There are many examples of where functional components require clear guidance to the administrator or user in order for their correct operation:

  • Administrator Guidance:

    • Description of when authorization changes take effect.

    • Description of when changes to security attributes take effect.

    • Description of when changes to audit parameters take effect.

    • Description of the available options when the audit trail is full.

    • Description of the impact of assigning privileges and a description of implemented privileges.

    • Description of the discontinuities from which the TSF is excepted to be able to recover.

    • Description of the potential amount of audit data that might be lost in the face of a discontinuity.

    • Description for the policy on the reuse of user identifiers.

    • Guidance on the use of programs outside the TSF when privilege is present.

    • Cautions about actions available before a product reaches its secure state.

    • Descriptions about how any output labels are to be interpreted.

  • User Documentation:

    • Description of how a user controls sharing of objects under an access control policy, especially if the sharing is not under the direct control of the user.

    • Description of how a user controls sharing of objects when multiple access control or information flow policies are present.

    • Description of how a user controls sharing of objects when relevant access control policies are order-dependent.

  • Both:

    • Description of the risks and responsibilities regarding removable media, in particular, how residual information must be addressed when the media is removed from an ADP system and any physical security requirements.

Some of these examples are PP/ST issues: the requirement is completed from a broad Common Criteria element, and it is up to the PP/ST author to add explicitly specified assurance elements for the additional guidance information. In such cases, the best that can be done is a note in the Part 2 annex providing suggestions as to information that might be needed in the guidance documentation, as the CC authors cannot know apriori how the assignments will be completed.

However, in other cases, it is possible to know apriori when guidance is required to complement a functional element. In such cases, it should be possible to have the Common Criteria specify, as part of the functional element, the information that must be present in guidance documentation.

This interpretation presents four possible solutions to this problem.

The first adds the ability to perform assignments solely to the guidance elements, and adds a corresponding section in the functional components to specify what information should be included in the assignment if the functional component is included in a PP/ST. A variant of this approach would be to have the section in the functional component indicate that this guidance information should be called out as an explicitly specified element. Which of these variants is better depends on how one assesses the bias against explicitly specified elements, and whether it is felt appropriate for functional elements to call out explicitly specified assurance elements.

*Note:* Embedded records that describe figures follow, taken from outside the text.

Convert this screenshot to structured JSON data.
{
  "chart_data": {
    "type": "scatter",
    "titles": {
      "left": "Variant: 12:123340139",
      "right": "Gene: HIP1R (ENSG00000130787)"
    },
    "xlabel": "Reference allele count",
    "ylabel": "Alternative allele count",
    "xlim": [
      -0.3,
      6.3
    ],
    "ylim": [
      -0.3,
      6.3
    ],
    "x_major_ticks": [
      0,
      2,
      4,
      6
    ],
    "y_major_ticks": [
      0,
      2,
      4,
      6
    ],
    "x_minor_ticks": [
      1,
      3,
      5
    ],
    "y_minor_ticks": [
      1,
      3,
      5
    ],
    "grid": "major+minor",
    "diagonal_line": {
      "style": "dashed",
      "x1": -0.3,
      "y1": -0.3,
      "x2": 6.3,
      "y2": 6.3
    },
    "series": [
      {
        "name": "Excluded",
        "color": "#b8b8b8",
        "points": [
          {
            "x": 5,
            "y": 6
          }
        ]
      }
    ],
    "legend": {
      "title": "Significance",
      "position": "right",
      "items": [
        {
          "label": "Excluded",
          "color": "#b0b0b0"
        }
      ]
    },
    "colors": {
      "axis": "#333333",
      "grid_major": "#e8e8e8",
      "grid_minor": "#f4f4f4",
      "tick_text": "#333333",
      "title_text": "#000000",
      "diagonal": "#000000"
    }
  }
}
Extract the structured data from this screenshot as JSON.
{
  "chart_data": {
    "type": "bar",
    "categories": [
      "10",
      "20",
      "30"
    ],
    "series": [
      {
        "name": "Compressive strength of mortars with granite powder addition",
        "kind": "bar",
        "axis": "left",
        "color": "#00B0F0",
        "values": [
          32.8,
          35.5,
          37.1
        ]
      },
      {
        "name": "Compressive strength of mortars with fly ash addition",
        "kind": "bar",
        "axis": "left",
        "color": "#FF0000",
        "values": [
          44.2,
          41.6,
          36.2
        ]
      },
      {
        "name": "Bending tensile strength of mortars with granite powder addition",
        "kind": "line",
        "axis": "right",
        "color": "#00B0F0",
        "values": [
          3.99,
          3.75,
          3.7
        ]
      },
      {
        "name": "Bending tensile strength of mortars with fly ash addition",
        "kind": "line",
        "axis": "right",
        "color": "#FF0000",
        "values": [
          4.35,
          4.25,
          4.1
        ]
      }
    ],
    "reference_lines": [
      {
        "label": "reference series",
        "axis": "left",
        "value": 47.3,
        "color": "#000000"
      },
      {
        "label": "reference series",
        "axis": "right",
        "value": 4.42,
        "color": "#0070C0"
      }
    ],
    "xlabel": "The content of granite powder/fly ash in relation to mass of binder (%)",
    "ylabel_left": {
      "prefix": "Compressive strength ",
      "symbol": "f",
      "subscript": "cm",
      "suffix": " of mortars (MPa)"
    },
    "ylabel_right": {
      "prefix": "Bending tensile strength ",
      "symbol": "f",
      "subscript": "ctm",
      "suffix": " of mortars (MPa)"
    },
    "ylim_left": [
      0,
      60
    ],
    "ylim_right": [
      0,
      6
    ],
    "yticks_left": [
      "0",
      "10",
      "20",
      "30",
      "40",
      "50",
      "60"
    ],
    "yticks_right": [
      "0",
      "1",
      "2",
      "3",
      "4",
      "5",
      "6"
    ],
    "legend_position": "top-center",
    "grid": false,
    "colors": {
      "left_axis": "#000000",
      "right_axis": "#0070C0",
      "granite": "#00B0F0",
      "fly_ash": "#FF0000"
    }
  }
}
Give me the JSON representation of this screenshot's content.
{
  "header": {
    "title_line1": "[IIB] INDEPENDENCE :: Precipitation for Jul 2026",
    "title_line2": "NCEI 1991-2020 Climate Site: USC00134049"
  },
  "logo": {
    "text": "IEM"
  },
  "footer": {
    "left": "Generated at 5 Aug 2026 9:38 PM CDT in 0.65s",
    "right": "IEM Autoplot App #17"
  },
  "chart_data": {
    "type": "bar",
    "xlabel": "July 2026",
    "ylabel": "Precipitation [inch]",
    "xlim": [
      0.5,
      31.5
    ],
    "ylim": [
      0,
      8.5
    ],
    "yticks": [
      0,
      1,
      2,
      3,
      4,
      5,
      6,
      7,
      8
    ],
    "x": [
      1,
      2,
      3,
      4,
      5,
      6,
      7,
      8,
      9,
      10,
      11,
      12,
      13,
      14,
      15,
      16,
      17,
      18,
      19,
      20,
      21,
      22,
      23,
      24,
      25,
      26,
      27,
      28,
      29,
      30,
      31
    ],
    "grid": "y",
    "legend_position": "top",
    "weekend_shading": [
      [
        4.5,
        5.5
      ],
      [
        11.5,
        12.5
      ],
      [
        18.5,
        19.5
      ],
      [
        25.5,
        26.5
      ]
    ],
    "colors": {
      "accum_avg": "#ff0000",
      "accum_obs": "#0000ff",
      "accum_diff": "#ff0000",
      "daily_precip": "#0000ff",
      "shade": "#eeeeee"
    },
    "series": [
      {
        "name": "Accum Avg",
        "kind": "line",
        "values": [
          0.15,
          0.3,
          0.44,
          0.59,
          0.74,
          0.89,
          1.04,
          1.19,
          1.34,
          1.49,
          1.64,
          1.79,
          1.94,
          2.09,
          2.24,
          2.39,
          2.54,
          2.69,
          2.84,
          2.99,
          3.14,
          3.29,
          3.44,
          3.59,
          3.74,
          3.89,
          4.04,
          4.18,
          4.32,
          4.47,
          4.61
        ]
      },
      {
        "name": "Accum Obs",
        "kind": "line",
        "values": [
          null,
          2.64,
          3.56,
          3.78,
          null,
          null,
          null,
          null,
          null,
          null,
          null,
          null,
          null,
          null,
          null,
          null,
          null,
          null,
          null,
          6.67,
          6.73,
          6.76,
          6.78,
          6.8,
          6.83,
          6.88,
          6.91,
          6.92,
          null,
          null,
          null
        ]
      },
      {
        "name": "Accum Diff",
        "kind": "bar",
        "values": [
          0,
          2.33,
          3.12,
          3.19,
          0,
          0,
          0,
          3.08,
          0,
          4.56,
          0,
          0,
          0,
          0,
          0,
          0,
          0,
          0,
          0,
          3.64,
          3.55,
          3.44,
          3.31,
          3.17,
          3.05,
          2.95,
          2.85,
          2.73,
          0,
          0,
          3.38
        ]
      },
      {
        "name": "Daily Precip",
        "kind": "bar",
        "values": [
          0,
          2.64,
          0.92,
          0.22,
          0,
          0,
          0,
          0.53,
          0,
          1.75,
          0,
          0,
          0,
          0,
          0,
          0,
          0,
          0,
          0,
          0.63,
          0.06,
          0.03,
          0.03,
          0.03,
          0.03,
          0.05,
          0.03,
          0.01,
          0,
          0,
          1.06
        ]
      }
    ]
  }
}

The second approach works only if the provision of the additional functional guidance is a valid refinement of the existing AGD components. If the guidance is a valid refinement, then this approach suggests adding a list of suggested assurance refinements to the functional components.

The third approach is based on the notion that the functional guidance arises because of aspects of the environment of use (reuse of removable media might be an example of this). If so, then an approach to address this is to provide hints to the PP/ST author about environmental aspects to consider when writing the PP/ST. This would then translate into requirements on the environment, which must then be included in the guidance.

The last approach uses the CEM to provide the guidance. In this approach, the CEM sections that discuss the guidance documentation would provide the functional cases as specific examples of information that must be present.